Though the new study is the most robust estimate of global tree richness on record, the researchers plan to build on the findings to produce increasingly accurate counts in the future.

“It’s very important that people don’t think there are exactly 9,000 other species that we need to discover before completing our count,” Gatti said. “It could be more, or it could be less. It depends on how we’ll improve our knowledge.”

For the time being, this enormous new census of trees underscores how much there is to discover in Earth’s forests, and the dire need to protect these regions from the damaging effects of human activity. In addition to serving as a foundation of ecosystems around the world, trees are also an essential part of human culture and identity. To that end, ensuring that forests remain as pristine as possible is not only important for maintaining biodiversity, but also for nurturing our own ancient connection to woodland wilderness.

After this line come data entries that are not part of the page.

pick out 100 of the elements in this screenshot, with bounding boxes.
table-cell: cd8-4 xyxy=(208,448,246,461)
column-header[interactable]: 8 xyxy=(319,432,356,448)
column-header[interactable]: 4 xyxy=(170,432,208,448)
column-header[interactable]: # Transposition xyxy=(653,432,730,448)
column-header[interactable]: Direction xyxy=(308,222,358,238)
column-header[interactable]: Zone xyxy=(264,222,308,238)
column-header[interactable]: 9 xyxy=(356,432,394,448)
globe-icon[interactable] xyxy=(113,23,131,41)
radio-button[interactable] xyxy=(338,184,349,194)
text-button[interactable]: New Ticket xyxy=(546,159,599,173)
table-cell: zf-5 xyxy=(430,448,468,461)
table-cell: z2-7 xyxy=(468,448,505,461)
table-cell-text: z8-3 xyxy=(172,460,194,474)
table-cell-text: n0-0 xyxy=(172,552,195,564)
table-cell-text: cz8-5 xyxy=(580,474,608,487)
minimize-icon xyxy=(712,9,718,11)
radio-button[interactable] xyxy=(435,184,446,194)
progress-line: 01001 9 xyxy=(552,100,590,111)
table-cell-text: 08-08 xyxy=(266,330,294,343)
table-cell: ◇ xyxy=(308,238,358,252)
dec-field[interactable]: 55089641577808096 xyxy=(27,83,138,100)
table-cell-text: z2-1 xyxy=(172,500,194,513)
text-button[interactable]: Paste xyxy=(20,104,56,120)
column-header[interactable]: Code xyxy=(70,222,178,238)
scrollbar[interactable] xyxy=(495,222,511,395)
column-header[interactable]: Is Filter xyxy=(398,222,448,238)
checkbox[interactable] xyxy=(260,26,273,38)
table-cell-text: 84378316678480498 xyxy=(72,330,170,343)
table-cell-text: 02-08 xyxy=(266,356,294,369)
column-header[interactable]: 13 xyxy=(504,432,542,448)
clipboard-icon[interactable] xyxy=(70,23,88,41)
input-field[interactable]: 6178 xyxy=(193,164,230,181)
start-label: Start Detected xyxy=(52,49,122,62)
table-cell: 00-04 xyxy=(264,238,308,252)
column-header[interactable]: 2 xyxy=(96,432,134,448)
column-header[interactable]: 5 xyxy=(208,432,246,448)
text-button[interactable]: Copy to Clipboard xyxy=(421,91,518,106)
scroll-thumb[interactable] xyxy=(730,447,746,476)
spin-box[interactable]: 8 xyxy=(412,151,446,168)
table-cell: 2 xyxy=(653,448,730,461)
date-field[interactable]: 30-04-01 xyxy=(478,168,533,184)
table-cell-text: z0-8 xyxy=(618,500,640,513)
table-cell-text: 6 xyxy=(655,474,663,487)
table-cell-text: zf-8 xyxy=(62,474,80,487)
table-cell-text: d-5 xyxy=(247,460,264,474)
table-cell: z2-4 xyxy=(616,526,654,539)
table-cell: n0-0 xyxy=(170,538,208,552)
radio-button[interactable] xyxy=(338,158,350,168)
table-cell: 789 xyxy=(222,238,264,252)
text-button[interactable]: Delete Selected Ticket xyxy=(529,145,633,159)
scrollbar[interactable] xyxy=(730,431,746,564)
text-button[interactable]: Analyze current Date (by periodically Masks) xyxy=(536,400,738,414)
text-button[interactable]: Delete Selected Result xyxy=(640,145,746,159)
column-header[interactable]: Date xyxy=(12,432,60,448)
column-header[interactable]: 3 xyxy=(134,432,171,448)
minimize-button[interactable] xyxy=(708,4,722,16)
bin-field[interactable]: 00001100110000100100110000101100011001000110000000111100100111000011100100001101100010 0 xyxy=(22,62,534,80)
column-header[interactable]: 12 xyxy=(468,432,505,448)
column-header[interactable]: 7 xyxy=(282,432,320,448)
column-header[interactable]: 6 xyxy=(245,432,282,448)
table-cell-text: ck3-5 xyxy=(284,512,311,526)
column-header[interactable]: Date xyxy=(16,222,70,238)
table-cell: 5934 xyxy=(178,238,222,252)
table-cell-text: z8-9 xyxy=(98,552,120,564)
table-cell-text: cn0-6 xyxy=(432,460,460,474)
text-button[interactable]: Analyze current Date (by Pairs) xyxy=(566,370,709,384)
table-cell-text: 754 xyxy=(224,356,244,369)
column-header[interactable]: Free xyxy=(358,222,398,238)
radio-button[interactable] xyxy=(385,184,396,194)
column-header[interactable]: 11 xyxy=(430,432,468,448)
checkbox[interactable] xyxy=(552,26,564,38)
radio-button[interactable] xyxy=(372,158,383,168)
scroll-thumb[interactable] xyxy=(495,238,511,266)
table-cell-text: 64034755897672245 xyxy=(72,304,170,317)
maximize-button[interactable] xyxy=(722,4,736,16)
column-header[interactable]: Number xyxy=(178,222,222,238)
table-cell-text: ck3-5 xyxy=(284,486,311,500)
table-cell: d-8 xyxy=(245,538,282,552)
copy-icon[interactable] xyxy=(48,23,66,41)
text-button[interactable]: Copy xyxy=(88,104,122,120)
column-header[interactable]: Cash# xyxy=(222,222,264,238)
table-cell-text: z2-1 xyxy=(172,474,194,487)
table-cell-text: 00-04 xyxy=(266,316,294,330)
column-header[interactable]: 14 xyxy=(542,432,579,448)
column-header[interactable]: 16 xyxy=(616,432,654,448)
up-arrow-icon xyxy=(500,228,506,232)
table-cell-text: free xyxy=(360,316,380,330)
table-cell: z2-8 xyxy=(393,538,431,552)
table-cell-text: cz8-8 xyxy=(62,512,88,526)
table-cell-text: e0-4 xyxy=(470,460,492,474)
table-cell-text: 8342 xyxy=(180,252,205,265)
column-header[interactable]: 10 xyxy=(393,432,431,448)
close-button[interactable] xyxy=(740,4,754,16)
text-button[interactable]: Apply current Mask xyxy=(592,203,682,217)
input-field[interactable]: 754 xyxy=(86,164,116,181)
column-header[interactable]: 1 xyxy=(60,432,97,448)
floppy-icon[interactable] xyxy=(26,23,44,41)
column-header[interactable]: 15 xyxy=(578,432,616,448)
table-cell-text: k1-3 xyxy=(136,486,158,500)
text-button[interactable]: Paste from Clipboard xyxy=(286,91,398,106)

“Trees are in our imagination and are also something spiritual—not only pieces of wood,” Gatti said. “We talk about the Tree of Life or the Tree of Knowledge.”

“We know the importance of trees but we accept that we can remove most of them for our short-term benefit,” he concluded. “To discover potentially 9,000 species we need years, maybe decades, but if you want to discover these species, we need also to think in the long-term, not only in the short term that the economic cycle pushes us to do.”